The largest issue, however, involved Plaintiff’s expert’s handling of the TransUnion data itself. The TU data included a “last seen” date suggesting a date that a number may have switched hands. The Plaintiff’s expert did not consider that data very important and did not consider it. But Defendant’s expert demonstrated that using this data would have eliminated 120 of the 176 numbers Plaintiff’s expert had identified as ‘wrong’ numbers. Indeed, Defendant’s expert opined that all 120 of those numbers actually were associated with the account holder Citibank was trying to reach at the time the call was made– that’s an incredible 68% error rate in Plaintiff’s methodology!

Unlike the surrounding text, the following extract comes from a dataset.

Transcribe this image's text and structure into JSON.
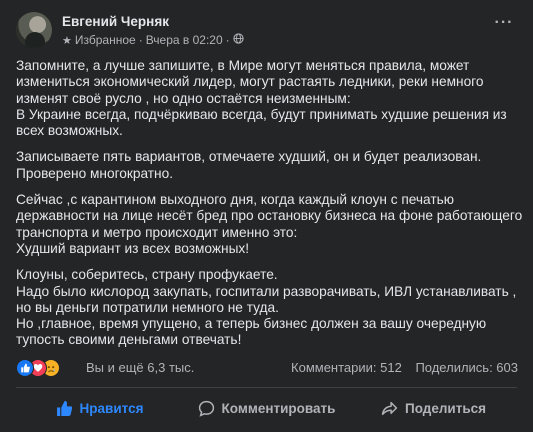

There is also a missing data issue. Citibank did not begin tracking historical data for consent codes until November, 2017 (and one wonders why they began tracking that data at all). So for numbers called for the last time before that date the only phone quality that would be available would be the most recent. But as phone qualities change all the time compiling an accurate historical look at the code present on each number at the time of each call would require resort to a file-by file-review–which, of course, destroys commonality.

Setting all of this aside, one fact almost certainly doomed Plaintiff’s certification bid from the start– he would not have been identified using his own expert’s methodology! This is because although the parties agree he received a wrong number phone call, his account was never coded with the wrong number code that Plaintiff sought to use for purposes of identifying class members. And that demonstrates why the Plaintiff’s methodology is most flawed–the data does not track the class definition.

Importantly, the Court refused to let the Plaintiff shift the consent narrative from an issue of predominance to one of ascertainability (which has no teeth in the Ninth Circuit.) As the Court puts it:

The problem here is not identifying the individuals who fall within plaintiff’s proposed class. Rather, the problem is that adjudicating the claims of those who do fall within plaintiff’s proposed class would devolve into the tedious resolution of individualized issues based on individualized evidence.

That last point is critical for folks seeking to defeat certification in the Ninth Circuit– do not get bogged down on ascertainability. Difficulty finding class members alone is rarely an issue defeating certification. Focus instead on why the claims of class members–once they are found–cannot be properly adjudicated using general proof.